This physician almost died in her own hospital — what she learned from the experience

Rana Awdish, MD, a critical care physician at Henry Ford Hospital in Detroit, shares how her own near-death experience inspired her — and the hospital — to provide better patient care in an article published in the New England Journal of Medicine.

In 2008, Dr. Awdish almost bled to death when a tumor ruptured in her liver, sending her into multisystem organ failure at Henry Ford Hospital. She received 26 units of blood, was put on a ventilator, suffered a stroke and lost the baby she had been carrying for seven months. Dr. Awdish's recovery included five major operations and she had to relearn how to walk and speak.

"[A]s a patient, I learned things about us — physicians and other medical professionals — that I might not have wanted to know," she writes in the article. "I learned that though we do so many difficult, technical things so perfectly right, we fail our patients in many ways."

Dr. Awdish discovered numerous shortfalls in communication, uncoordinated care and an apparent lack of empathy through the experience. In one instance, she was shocked to overhear a physician describe her as, "trying to die on us" — a phrase she admitted to using during her critical care fellowship.

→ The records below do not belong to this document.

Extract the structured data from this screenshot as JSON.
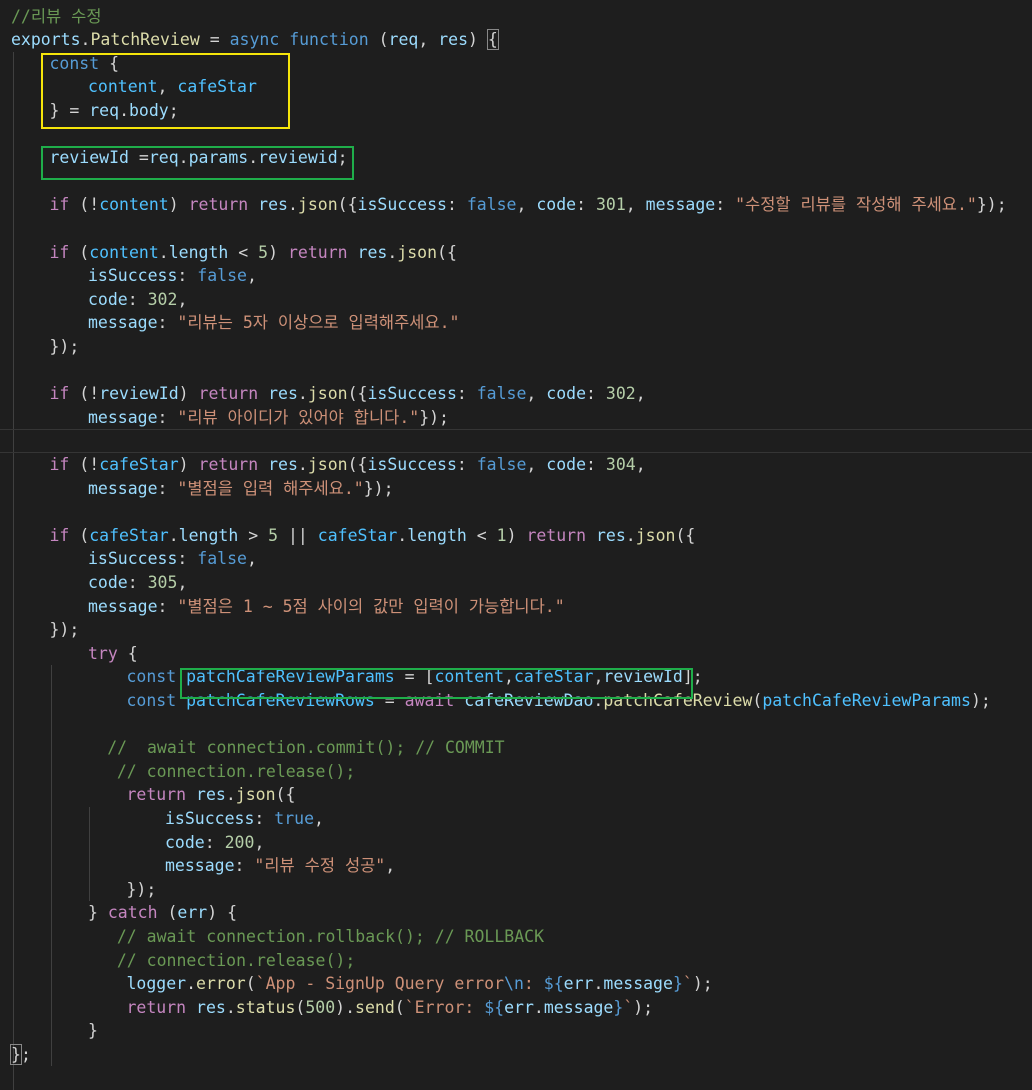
{
  "editor": {
    "lines": [
      {
        "indent": 0,
        "tokens": [
          [
            "cm",
            "//리뷰 수정"
          ]
        ]
      },
      {
        "indent": 0,
        "tokens": [
          [
            "v",
            "exports"
          ],
          [
            "p",
            "."
          ],
          [
            "f",
            "PatchReview"
          ],
          [
            "p",
            " = "
          ],
          [
            "k",
            "async"
          ],
          [
            "p",
            " "
          ],
          [
            "k",
            "function"
          ],
          [
            "p",
            " ("
          ],
          [
            "v",
            "req"
          ],
          [
            "p",
            ", "
          ],
          [
            "v",
            "res"
          ],
          [
            "p",
            ") "
          ],
          [
            "p",
            "{"
          ]
        ]
      },
      {
        "indent": 1,
        "tokens": [
          [
            "k",
            "const"
          ],
          [
            "p",
            " {"
          ]
        ]
      },
      {
        "indent": 2,
        "tokens": [
          [
            "pv",
            "content"
          ],
          [
            "p",
            ", "
          ],
          [
            "pv",
            "cafeStar"
          ]
        ]
      },
      {
        "indent": 1,
        "tokens": [
          [
            "p",
            "} = "
          ],
          [
            "v",
            "req"
          ],
          [
            "p",
            "."
          ],
          [
            "v",
            "body"
          ],
          [
            "p",
            ";"
          ]
        ]
      },
      {
        "indent": 0,
        "tokens": []
      },
      {
        "indent": 1,
        "tokens": [
          [
            "v",
            "reviewId"
          ],
          [
            "p",
            " ="
          ],
          [
            "v",
            "req"
          ],
          [
            "p",
            "."
          ],
          [
            "v",
            "params"
          ],
          [
            "p",
            "."
          ],
          [
            "v",
            "reviewid"
          ],
          [
            "p",
            ";"
          ]
        ]
      },
      {
        "indent": 0,
        "tokens": []
      },
      {
        "indent": 1,
        "tokens": [
          [
            "c",
            "if"
          ],
          [
            "p",
            " (!"
          ],
          [
            "pv",
            "content"
          ],
          [
            "p",
            ") "
          ],
          [
            "c",
            "return"
          ],
          [
            "p",
            " "
          ],
          [
            "v",
            "res"
          ],
          [
            "p",
            "."
          ],
          [
            "f",
            "json"
          ],
          [
            "p",
            "({"
          ],
          [
            "v",
            "isSuccess"
          ],
          [
            "p",
            ": "
          ],
          [
            "k",
            "false"
          ],
          [
            "p",
            ", "
          ],
          [
            "v",
            "code"
          ],
          [
            "p",
            ": "
          ],
          [
            "n",
            "301"
          ],
          [
            "p",
            ", "
          ],
          [
            "v",
            "message"
          ],
          [
            "p",
            ": "
          ],
          [
            "s",
            "\"수정할 리뷰를 작성해 주세요.\""
          ],
          [
            "p",
            "});"
          ]
        ]
      },
      {
        "indent": 0,
        "tokens": []
      },
      {
        "indent": 1,
        "tokens": [
          [
            "c",
            "if"
          ],
          [
            "p",
            " ("
          ],
          [
            "pv",
            "content"
          ],
          [
            "p",
            "."
          ],
          [
            "v",
            "length"
          ],
          [
            "p",
            " < "
          ],
          [
            "n",
            "5"
          ],
          [
            "p",
            ") "
          ],
          [
            "c",
            "return"
          ],
          [
            "p",
            " "
          ],
          [
            "v",
            "res"
          ],
          [
            "p",
            "."
          ],
          [
            "f",
            "json"
          ],
          [
            "p",
            "({"
          ]
        ]
      },
      {
        "indent": 2,
        "tokens": [
          [
            "v",
            "isSuccess"
          ],
          [
            "p",
            ": "
          ],
          [
            "k",
            "false"
          ],
          [
            "p",
            ","
          ]
        ]
      },
      {
        "indent": 2,
        "tokens": [
          [
            "v",
            "code"
          ],
          [
            "p",
            ": "
          ],
          [
            "n",
            "302"
          ],
          [
            "p",
            ","
          ]
        ]
      },
      {
        "indent": 2,
        "tokens": [
          [
            "v",
            "message"
          ],
          [
            "p",
            ": "
          ],
          [
            "s",
            "\"리뷰는 5자 이상으로 입력해주세요.\""
          ]
        ]
      },
      {
        "indent": 1,
        "tokens": [
          [
            "p",
            "});"
          ]
        ]
      },
      {
        "indent": 0,
        "tokens": []
      },
      {
        "indent": 1,
        "tokens": [
          [
            "c",
            "if"
          ],
          [
            "p",
            " (!"
          ],
          [
            "v",
            "reviewId"
          ],
          [
            "p",
            ") "
          ],
          [
            "c",
            "return"
          ],
          [
            "p",
            " "
          ],
          [
            "v",
            "res"
          ],
          [
            "p",
            "."
          ],
          [
            "f",
            "json"
          ],
          [
            "p",
            "({"
          ],
          [
            "v",
            "isSuccess"
          ],
          [
            "p",
            ": "
          ],
          [
            "k",
            "false"
          ],
          [
            "p",
            ", "
          ],
          [
            "v",
            "code"
          ],
          [
            "p",
            ": "
          ],
          [
            "n",
            "302"
          ],
          [
            "p",
            ","
          ]
        ]
      },
      {
        "indent": 2,
        "tokens": [
          [
            "v",
            "message"
          ],
          [
            "p",
            ": "
          ],
          [
            "s",
            "\"리뷰 아이디가 있어야 합니다.\""
          ],
          [
            "p",
            "});"
          ]
        ]
      },
      {
        "indent": 1,
        "tokens": [],
        "current": true
      },
      {
        "indent": 1,
        "tokens": [
          [
            "c",
            "if"
          ],
          [
            "p",
            " (!"
          ],
          [
            "pv",
            "cafeStar"
          ],
          [
            "p",
            ") "
          ],
          [
            "c",
            "return"
          ],
          [
            "p",
            " "
          ],
          [
            "v",
            "res"
          ],
          [
            "p",
            "."
          ],
          [
            "f",
            "json"
          ],
          [
            "p",
            "({"
          ],
          [
            "v",
            "isSuccess"
          ],
          [
            "p",
            ": "
          ],
          [
            "k",
            "false"
          ],
          [
            "p",
            ", "
          ],
          [
            "v",
            "code"
          ],
          [
            "p",
            ": "
          ],
          [
            "n",
            "304"
          ],
          [
            "p",
            ","
          ]
        ]
      },
      {
        "indent": 2,
        "tokens": [
          [
            "v",
            "message"
          ],
          [
            "p",
            ": "
          ],
          [
            "s",
            "\"별점을 입력 해주세요.\""
          ],
          [
            "p",
            "});"
          ]
        ]
      },
      {
        "indent": 0,
        "tokens": []
      },
      {
        "indent": 1,
        "tokens": [
          [
            "c",
            "if"
          ],
          [
            "p",
            " ("
          ],
          [
            "pv",
            "cafeStar"
          ],
          [
            "p",
            "."
          ],
          [
            "v",
            "length"
          ],
          [
            "p",
            " > "
          ],
          [
            "n",
            "5"
          ],
          [
            "p",
            " || "
          ],
          [
            "pv",
            "cafeStar"
          ],
          [
            "p",
            "."
          ],
          [
            "v",
            "length"
          ],
          [
            "p",
            " < "
          ],
          [
            "n",
            "1"
          ],
          [
            "p",
            ") "
          ],
          [
            "c",
            "return"
          ],
          [
            "p",
            " "
          ],
          [
            "v",
            "res"
          ],
          [
            "p",
            "."
          ],
          [
            "f",
            "json"
          ],
          [
            "p",
            "({"
          ]
        ]
      },
      {
        "indent": 2,
        "tokens": [
          [
            "v",
            "isSuccess"
          ],
          [
            "p",
            ": "
          ],
          [
            "k",
            "false"
          ],
          [
            "p",
            ","
          ]
        ]
      },
      {
        "indent": 2,
        "tokens": [
          [
            "v",
            "code"
          ],
          [
            "p",
            ": "
          ],
          [
            "n",
            "305"
          ],
          [
            "p",
            ","
          ]
        ]
      },
      {
        "indent": 2,
        "tokens": [
          [
            "v",
            "message"
          ],
          [
            "p",
            ": "
          ],
          [
            "s",
            "\"별점은 1 ~ 5점 사이의 값만 입력이 가능합니다.\""
          ]
        ]
      },
      {
        "indent": 1,
        "tokens": [
          [
            "p",
            "});"
          ]
        ]
      },
      {
        "indent": 2,
        "tokens": [
          [
            "c",
            "try"
          ],
          [
            "p",
            " {"
          ]
        ]
      },
      {
        "indent": 3,
        "tokens": [
          [
            "k",
            "const"
          ],
          [
            "p",
            " "
          ],
          [
            "pv",
            "patchCafeReviewParams"
          ],
          [
            "p",
            " = ["
          ],
          [
            "pv",
            "content"
          ],
          [
            "p",
            ","
          ],
          [
            "pv",
            "cafeStar"
          ],
          [
            "p",
            ","
          ],
          [
            "v",
            "reviewId"
          ],
          [
            "p",
            "];"
          ]
        ]
      },
      {
        "indent": 3,
        "tokens": [
          [
            "k",
            "const"
          ],
          [
            "p",
            " "
          ],
          [
            "pv",
            "patchCafeReviewRows"
          ],
          [
            "p",
            " = "
          ],
          [
            "c",
            "await"
          ],
          [
            "p",
            " "
          ],
          [
            "v",
            "cafeReviewDao"
          ],
          [
            "p",
            "."
          ],
          [
            "f",
            "patchCafeReview"
          ],
          [
            "p",
            "("
          ],
          [
            "pv",
            "patchCafeReviewParams"
          ],
          [
            "p",
            ");"
          ]
        ]
      },
      {
        "indent": 0,
        "tokens": []
      },
      {
        "indent": 2.5,
        "tokens": [
          [
            "cm",
            "//  await connection.commit(); // COMMIT"
          ]
        ]
      },
      {
        "indent": 2.75,
        "tokens": [
          [
            "cm",
            "// connection.release();"
          ]
        ]
      },
      {
        "indent": 3,
        "tokens": [
          [
            "c",
            "return"
          ],
          [
            "p",
            " "
          ],
          [
            "v",
            "res"
          ],
          [
            "p",
            "."
          ],
          [
            "f",
            "json"
          ],
          [
            "p",
            "({"
          ]
        ]
      },
      {
        "indent": 4,
        "tokens": [
          [
            "v",
            "isSuccess"
          ],
          [
            "p",
            ": "
          ],
          [
            "k",
            "true"
          ],
          [
            "p",
            ","
          ]
        ]
      },
      {
        "indent": 4,
        "tokens": [
          [
            "v",
            "code"
          ],
          [
            "p",
            ": "
          ],
          [
            "n",
            "200"
          ],
          [
            "p",
            ","
          ]
        ]
      },
      {
        "indent": 4,
        "tokens": [
          [
            "v",
            "message"
          ],
          [
            "p",
            ": "
          ],
          [
            "s",
            "\"리뷰 수정 성공\""
          ],
          [
            "p",
            ","
          ]
        ]
      },
      {
        "indent": 3,
        "tokens": [
          [
            "p",
            "});"
          ]
        ]
      },
      {
        "indent": 2,
        "tokens": [
          [
            "p",
            "} "
          ],
          [
            "c",
            "catch"
          ],
          [
            "p",
            " ("
          ],
          [
            "v",
            "err"
          ],
          [
            "p",
            ") {"
          ]
        ]
      },
      {
        "indent": 2.75,
        "tokens": [
          [
            "cm",
            "// await connection.rollback(); // ROLLBACK"
          ]
        ]
      },
      {
        "indent": 2.75,
        "tokens": [
          [
            "cm",
            "// connection.release();"
          ]
        ]
      },
      {
        "indent": 3,
        "tokens": [
          [
            "v",
            "logger"
          ],
          [
            "p",
            "."
          ],
          [
            "f",
            "error"
          ],
          [
            "p",
            "("
          ],
          [
            "s",
            "`App - SignUp Query error"
          ],
          [
            "k",
            "\\n"
          ],
          [
            "s",
            ": "
          ],
          [
            "k",
            "${"
          ],
          [
            "v",
            "err"
          ],
          [
            "p",
            "."
          ],
          [
            "v",
            "message"
          ],
          [
            "k",
            "}"
          ],
          [
            "s",
            "`"
          ],
          [
            "p",
            ");"
          ]
        ]
      },
      {
        "indent": 3,
        "tokens": [
          [
            "c",
            "return"
          ],
          [
            "p",
            " "
          ],
          [
            "v",
            "res"
          ],
          [
            "p",
            "."
          ],
          [
            "f",
            "status"
          ],
          [
            "p",
            "("
          ],
          [
            "n",
            "500"
          ],
          [
            "p",
            ")."
          ],
          [
            "f",
            "send"
          ],
          [
            "p",
            "("
          ],
          [
            "s",
            "`Error: "
          ],
          [
            "k",
            "${"
          ],
          [
            "v",
            "err"
          ],
          [
            "p",
            "."
          ],
          [
            "v",
            "message"
          ],
          [
            "k",
            "}"
          ],
          [
            "s",
            "`"
          ],
          [
            "p",
            ");"
          ]
        ]
      },
      {
        "indent": 2,
        "tokens": [
          [
            "p",
            "}"
          ]
        ]
      },
      {
        "indent": 0,
        "tokens": [
          [
            "p",
            "}"
          ],
          [
            "p",
            ";"
          ]
        ]
      }
    ]
  }
}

She also details damaging phrases colleagues used like, "Are you sure your pain is an eight? I just gave you morphine an hour ago," and describes feeling helpless when trying to solve billing issues over the care of her unborn baby.

The experience changed Dr. Awdish's vision of who she wanted to be as a physician and what she wanted her organization to embody.

"As systems, we have to recognize and acknowledge our mistakes, our shortcomings, just as individual physicians do," she writes. "We need to reflect on times when our care has deviated from what we intended — when we haven't been who we hoped to be. We have to be transparent and allow the failure to reshape us, to help us reset our intention and mold our future selves."

Henry Ford Hospital responded to Dr. Awdish's experience by revising employee "onboarding" training and creating new training programs focused on empathetic, coordinated care.